Some nutrition facts are a given. We should eat more plant based foods than animal, we need to watch our salt intake and so forth. Others are somewhat deceiving.
- 1. Healthy food is boring.
- 2. Small plates help weight loss.
- 3. Coffee may prevent diabetes
- 4. Schools shouldn’t offer chocolate milk.
- 5. What we watch affects what we eat.
- 6. There are negative calorie foods.
So, how did you do?
- 1) False. It is as easy and economical to make healthy food as it is to make unhealthy food. It might take some imagination and even experimentation, but I have found healthy alternatives to all of our family favorites, and that includes hamburgers. If I can do it, you can do it.
- 2) True: In fact, small utensils are a great addition. A study was done to prove this. Two groups of people were given the exact same amount of the exact same foods. The difference was in plate size. Those who had larger plates didn’t feel as satisfied after eating as those who used smaller plates.
- 3) True: So far, the small studies that have been done indicate a decreased risk of developing diabetes in those who drank three or more cups a day of coffee. Larger clinical trials are planned. It should be pointed out that some researchers wonder if the coffee itself was the link.
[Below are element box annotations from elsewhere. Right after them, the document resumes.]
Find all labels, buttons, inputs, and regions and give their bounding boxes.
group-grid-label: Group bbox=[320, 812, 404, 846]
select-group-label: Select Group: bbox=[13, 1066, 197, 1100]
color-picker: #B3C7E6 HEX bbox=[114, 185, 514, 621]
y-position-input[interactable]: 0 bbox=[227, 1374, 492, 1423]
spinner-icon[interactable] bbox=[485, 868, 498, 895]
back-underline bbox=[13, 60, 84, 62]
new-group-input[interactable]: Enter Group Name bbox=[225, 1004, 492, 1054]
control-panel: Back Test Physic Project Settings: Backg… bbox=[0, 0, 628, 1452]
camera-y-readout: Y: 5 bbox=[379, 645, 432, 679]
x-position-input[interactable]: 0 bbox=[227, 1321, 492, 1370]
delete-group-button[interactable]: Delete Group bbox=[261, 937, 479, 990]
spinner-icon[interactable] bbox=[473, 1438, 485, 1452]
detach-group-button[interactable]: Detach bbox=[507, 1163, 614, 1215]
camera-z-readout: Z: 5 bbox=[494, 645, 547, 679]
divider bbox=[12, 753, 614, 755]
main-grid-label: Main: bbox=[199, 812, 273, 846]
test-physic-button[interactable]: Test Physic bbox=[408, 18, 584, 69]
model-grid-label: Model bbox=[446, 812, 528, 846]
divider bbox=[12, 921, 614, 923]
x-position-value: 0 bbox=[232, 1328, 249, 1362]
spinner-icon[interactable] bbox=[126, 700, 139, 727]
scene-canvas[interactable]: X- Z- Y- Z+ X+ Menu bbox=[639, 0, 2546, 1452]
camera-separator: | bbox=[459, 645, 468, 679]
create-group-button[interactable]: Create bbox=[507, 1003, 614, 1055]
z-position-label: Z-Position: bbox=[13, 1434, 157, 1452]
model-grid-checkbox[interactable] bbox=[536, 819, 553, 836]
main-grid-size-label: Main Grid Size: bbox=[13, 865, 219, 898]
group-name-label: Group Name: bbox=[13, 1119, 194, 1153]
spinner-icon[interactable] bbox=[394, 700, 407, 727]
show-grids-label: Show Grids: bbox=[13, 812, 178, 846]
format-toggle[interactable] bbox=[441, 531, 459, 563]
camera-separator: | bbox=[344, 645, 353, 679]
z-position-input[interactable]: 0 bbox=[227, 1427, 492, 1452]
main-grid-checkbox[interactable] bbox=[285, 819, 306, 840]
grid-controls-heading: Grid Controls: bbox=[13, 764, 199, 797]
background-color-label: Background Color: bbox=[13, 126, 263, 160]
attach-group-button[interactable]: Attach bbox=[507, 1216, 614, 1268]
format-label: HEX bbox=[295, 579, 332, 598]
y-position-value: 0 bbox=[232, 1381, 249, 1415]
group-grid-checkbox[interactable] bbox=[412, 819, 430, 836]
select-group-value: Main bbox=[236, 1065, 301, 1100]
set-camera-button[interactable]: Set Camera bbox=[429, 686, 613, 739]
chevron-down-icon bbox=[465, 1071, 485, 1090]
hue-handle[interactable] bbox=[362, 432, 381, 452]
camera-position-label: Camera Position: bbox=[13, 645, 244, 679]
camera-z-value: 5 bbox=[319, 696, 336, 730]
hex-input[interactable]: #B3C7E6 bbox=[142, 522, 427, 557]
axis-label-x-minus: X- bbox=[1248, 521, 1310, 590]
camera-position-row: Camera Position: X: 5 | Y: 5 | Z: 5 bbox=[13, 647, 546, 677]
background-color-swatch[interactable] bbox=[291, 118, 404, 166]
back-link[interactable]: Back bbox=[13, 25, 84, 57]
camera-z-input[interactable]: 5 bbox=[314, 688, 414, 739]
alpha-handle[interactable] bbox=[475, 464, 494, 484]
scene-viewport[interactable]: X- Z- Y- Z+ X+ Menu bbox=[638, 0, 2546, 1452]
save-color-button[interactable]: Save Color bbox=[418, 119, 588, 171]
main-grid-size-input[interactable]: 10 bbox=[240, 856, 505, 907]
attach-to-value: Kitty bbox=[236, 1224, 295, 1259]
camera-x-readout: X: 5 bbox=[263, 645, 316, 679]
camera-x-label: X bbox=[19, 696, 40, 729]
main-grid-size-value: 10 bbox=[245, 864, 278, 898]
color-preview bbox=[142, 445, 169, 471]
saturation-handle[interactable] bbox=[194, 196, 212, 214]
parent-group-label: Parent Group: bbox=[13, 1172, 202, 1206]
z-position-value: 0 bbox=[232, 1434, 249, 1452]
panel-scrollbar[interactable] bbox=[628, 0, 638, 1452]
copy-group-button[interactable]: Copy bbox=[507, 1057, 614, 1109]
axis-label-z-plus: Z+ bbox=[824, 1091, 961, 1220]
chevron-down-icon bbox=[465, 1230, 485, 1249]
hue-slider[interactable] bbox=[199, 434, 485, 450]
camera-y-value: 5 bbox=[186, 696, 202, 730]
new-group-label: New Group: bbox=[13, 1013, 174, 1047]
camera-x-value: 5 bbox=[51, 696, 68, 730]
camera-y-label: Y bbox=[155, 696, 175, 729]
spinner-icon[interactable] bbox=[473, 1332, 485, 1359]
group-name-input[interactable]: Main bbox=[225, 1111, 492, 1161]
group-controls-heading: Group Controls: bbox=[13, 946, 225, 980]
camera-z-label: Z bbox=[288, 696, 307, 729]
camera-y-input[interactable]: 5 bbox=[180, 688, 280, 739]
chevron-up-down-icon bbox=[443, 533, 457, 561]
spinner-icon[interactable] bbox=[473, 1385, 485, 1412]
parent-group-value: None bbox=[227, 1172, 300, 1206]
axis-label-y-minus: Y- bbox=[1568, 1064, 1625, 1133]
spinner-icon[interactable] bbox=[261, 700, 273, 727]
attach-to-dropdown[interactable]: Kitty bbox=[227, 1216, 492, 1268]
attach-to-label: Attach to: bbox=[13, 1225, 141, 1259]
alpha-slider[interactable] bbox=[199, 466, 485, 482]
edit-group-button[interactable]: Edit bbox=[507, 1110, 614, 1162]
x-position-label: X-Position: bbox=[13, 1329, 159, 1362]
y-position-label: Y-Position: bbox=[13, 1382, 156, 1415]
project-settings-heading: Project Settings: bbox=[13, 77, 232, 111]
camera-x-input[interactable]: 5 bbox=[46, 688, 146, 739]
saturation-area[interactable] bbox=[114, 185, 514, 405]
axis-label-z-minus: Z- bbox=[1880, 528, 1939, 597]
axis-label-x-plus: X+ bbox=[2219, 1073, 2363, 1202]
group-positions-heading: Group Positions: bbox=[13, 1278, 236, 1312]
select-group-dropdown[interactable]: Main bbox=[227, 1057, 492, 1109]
- 4) False: There are two reasons I say that. When our children were in school the chocolate milk was nonfat. The white milk was 2%. When we’re trying to regulate the fat in our children’s diet, this can make a difference.
A recent study shows that in schools where chocolate milk was removed, milk consumption dropped ten percent. On top of that, 29% of the white milk was wasted. Humans, especially children, don’t always follow the plans made by nutritionists.
- 5) False. Let me explain why. There are foods that have fewer calories than it takes to chew, swallow or digest. That doesn’t mean they lack calories or that you don’t have to add them to your calorie counter. If the food is high in sugar, such as berries and grapes, there is a limit as to how many you should consume in a day, particularly if you are diabetic. The idea of a “negative calorie” food tends to make us forget that there are other things in our food besides the calorie count.